Aku memilih menjadi kumbang yang hijrah ke kebun seberang, namun tak kunjung menyentuh bunga lain walau hanya sekali. Bertahun-tahun menjalani hidup sebagai mahasiswa strata dua di negeri orang, kini aku pulang. Cita-cita yang dulu kubentuk karenanya kini telah berada dalam genggamanku.
Kudapati bungaku yang dulu kini telah berubah. Kumbang yang dia puja dan percayai itu telah menyedot habis madunya, lalu meninggalkannya sendiri. Melati dan anak-anaknya kini serupa serumpun bunga di kebun yang terabaikan: rentan terhadap hujan, sengat matahari, sesak dikerumuni gulma-gulma. Anak-anaknya seumpama tunas muda yang rikuh. Dan, Melati sendiri masih begitu canggung menghadapi dunia dengan kaki yang rapuh.
Masih dapat kutangkap setitik keindahan dan keelokan yang pernah jadi miliknya, walau kini semua itu tak lagi utuh. Dirinya yang dulu sudah hilang bahkan lebih dari separuh. Cinta itu dulu datang menjemputnya dengan berlari-lari, kini telah mematahkannya dengan kecepatan derap yang sama. Bukankah segala yang abadi haruslah teruji oleh waktu? Barangkali aku terdengar terlalu percaya diri, namun sungguh kukatakan bahwa perasaanku padanya adalah sesuatu yang telah teruji. Namun, dia tak pernah menoleh pada hatiku untuk menengok apa yang ada di dalamnya.

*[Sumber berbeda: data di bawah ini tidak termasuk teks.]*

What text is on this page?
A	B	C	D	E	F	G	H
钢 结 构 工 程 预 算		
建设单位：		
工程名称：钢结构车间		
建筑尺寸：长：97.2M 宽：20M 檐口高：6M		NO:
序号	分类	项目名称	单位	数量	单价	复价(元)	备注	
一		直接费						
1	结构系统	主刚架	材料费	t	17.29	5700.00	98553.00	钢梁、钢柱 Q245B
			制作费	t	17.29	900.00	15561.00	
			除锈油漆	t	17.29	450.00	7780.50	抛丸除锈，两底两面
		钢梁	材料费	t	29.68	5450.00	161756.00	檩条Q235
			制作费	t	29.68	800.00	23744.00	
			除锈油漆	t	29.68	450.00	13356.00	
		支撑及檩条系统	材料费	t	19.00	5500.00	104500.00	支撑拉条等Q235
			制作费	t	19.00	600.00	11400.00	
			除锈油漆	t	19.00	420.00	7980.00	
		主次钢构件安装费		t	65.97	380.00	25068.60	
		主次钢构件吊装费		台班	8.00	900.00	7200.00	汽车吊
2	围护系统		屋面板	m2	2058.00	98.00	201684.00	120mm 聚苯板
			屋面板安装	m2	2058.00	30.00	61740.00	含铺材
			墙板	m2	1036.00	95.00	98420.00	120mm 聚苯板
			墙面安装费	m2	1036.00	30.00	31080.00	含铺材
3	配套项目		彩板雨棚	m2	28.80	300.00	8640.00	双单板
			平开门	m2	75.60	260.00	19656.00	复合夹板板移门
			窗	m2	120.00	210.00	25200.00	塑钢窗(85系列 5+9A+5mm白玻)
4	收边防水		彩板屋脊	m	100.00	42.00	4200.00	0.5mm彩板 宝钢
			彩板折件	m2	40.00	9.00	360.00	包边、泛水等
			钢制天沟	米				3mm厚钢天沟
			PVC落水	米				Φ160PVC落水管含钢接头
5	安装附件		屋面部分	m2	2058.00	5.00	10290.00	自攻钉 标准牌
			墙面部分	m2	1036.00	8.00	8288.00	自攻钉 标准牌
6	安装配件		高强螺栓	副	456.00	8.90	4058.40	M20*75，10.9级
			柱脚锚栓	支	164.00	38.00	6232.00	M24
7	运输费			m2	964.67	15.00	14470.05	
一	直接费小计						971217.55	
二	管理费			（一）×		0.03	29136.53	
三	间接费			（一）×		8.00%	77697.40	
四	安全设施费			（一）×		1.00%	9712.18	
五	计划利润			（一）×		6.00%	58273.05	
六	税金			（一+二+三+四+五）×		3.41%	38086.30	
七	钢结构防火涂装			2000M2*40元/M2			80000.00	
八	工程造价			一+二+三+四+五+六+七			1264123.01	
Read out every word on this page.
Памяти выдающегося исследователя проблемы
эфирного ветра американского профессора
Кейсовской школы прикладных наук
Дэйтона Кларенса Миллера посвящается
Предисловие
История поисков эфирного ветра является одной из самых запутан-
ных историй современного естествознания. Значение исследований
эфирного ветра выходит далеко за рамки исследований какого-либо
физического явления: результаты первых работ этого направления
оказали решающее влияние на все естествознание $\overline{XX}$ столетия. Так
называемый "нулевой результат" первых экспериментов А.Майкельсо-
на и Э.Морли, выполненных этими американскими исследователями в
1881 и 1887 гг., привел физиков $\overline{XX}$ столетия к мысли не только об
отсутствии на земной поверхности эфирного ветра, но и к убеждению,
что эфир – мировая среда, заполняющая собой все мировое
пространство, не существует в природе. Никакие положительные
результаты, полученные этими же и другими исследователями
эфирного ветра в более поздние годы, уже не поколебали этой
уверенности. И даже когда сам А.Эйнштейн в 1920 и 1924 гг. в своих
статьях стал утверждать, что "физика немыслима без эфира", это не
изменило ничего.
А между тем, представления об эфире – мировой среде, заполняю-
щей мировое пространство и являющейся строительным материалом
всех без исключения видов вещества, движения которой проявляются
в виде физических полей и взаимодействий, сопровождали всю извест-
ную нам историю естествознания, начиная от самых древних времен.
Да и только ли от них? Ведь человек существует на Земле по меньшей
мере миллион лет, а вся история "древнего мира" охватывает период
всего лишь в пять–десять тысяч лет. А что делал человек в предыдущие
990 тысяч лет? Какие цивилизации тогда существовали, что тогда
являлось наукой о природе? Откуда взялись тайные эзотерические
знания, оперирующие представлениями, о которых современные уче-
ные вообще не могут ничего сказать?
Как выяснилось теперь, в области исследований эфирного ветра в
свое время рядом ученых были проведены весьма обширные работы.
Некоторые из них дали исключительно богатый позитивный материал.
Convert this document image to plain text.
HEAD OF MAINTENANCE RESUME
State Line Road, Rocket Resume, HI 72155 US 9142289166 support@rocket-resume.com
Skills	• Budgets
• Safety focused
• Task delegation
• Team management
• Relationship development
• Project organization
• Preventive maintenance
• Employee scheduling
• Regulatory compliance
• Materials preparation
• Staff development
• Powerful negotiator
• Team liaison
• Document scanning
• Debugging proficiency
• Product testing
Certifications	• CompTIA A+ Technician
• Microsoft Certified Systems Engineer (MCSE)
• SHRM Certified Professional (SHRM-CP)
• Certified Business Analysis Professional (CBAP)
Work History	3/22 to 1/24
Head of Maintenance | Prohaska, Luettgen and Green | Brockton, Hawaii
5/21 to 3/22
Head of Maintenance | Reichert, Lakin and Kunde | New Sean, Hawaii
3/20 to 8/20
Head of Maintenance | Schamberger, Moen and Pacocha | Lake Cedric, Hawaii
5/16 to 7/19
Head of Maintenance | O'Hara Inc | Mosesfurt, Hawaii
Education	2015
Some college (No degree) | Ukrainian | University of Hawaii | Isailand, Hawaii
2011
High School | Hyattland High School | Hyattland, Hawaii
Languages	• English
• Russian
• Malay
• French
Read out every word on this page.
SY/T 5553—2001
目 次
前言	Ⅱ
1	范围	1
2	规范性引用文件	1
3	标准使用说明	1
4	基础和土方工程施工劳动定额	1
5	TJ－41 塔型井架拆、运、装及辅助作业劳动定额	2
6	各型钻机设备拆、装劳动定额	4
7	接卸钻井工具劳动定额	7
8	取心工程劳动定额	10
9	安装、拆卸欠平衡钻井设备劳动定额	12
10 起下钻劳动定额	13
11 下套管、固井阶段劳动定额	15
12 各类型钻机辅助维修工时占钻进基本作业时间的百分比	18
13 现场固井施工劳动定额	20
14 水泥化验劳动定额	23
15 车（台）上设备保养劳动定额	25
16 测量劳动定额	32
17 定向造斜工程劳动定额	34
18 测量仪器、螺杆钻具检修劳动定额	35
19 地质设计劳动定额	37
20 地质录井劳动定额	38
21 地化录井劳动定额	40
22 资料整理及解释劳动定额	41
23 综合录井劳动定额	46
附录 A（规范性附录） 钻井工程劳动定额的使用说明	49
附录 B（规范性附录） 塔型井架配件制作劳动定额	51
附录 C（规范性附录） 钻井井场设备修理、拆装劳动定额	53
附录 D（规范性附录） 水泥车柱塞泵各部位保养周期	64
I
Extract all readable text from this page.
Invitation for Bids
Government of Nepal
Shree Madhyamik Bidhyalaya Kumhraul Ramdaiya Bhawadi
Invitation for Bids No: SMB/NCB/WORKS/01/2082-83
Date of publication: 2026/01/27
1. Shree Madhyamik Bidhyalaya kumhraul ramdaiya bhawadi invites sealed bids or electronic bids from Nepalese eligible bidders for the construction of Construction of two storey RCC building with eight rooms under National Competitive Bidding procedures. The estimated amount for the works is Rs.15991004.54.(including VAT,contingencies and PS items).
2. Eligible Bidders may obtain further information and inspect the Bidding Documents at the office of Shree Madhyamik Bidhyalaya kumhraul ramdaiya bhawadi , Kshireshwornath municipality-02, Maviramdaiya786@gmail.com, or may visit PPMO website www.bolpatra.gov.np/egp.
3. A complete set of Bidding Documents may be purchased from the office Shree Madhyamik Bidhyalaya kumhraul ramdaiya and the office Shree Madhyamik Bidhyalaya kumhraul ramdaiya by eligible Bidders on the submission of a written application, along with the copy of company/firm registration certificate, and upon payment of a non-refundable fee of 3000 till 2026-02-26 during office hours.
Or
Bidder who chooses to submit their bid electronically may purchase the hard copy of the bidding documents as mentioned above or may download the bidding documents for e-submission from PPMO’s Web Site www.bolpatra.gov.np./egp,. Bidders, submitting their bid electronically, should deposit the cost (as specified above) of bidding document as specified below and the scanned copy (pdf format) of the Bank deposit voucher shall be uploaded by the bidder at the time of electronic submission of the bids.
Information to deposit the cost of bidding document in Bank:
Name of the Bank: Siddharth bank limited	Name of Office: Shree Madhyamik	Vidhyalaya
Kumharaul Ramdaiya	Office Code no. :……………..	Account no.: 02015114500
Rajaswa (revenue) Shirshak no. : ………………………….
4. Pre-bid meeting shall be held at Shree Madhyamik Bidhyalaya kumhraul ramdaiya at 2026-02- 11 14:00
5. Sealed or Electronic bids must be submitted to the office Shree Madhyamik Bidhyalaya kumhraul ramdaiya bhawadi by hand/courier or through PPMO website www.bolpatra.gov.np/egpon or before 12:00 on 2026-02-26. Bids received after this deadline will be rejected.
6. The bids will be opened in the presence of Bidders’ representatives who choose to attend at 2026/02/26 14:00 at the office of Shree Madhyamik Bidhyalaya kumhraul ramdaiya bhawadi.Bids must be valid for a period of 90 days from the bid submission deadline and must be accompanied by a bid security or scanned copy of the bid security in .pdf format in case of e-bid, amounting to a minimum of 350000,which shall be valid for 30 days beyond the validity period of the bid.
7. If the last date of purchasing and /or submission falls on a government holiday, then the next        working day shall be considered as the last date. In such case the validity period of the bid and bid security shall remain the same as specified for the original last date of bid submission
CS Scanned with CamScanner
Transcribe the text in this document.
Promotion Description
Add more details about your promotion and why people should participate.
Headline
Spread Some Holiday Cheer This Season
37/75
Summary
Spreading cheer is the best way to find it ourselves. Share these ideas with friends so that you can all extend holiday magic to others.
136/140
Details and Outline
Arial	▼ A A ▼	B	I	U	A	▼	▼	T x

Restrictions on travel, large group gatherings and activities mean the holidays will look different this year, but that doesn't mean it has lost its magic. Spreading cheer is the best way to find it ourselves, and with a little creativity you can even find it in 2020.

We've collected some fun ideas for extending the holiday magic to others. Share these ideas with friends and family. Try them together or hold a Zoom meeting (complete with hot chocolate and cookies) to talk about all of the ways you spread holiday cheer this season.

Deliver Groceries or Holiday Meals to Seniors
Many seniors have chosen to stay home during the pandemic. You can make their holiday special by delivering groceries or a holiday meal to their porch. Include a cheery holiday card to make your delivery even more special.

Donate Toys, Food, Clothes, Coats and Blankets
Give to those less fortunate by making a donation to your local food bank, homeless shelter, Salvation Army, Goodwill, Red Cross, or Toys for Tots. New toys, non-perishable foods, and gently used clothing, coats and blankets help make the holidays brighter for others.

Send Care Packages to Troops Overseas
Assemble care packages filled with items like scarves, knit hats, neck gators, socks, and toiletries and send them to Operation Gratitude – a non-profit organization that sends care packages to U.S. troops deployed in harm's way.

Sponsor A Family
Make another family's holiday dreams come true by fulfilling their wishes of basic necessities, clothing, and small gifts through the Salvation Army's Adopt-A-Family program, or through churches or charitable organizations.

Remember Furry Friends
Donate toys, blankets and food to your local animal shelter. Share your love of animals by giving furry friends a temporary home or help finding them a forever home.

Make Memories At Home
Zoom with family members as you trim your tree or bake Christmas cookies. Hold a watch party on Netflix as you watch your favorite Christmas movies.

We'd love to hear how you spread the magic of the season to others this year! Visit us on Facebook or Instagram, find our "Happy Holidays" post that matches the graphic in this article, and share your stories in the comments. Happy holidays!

Aku terkesiap di tempatku berdiri. Dia tiba-tiba menoleh ke kanan kiri, seakan sadar ada sebuah hati yang tengah mengenangnya. Seolah tahu seseorang sedang memperhatikannya. Aku segera menghindar dan menyembunyikan diri di tengah keramaian, tak ingin ia menyadari keberadaanku.
            Kuhela  nafas panjang. Aku juga telah membuat sebuah pilihan. Hatiku berbisik kalau dia harus berlalu, pergi dan berlalulah. Biar aku tetap di sini, memandangnya dari jauh. Tetap sebagai kumbang pengagum. Melati, tetaplah mekarkan senyummu meski alur cerita yang kau jalani terasa sulit. Jangan jatuh layu, sebab kau indah sebagaimana kau adanya.
Kini kakiku telah enggan mengejarnya. Bukan karena dia tak cukup menarik lagi. Aku hanya berpikir bahwa ketegaranku selama ini layak dihadiahi sesuatu yang lebih baik dan pantas. Cukuplah dia kukenang sebagai perempuan yang diam-diam pernah kusematkan di hati.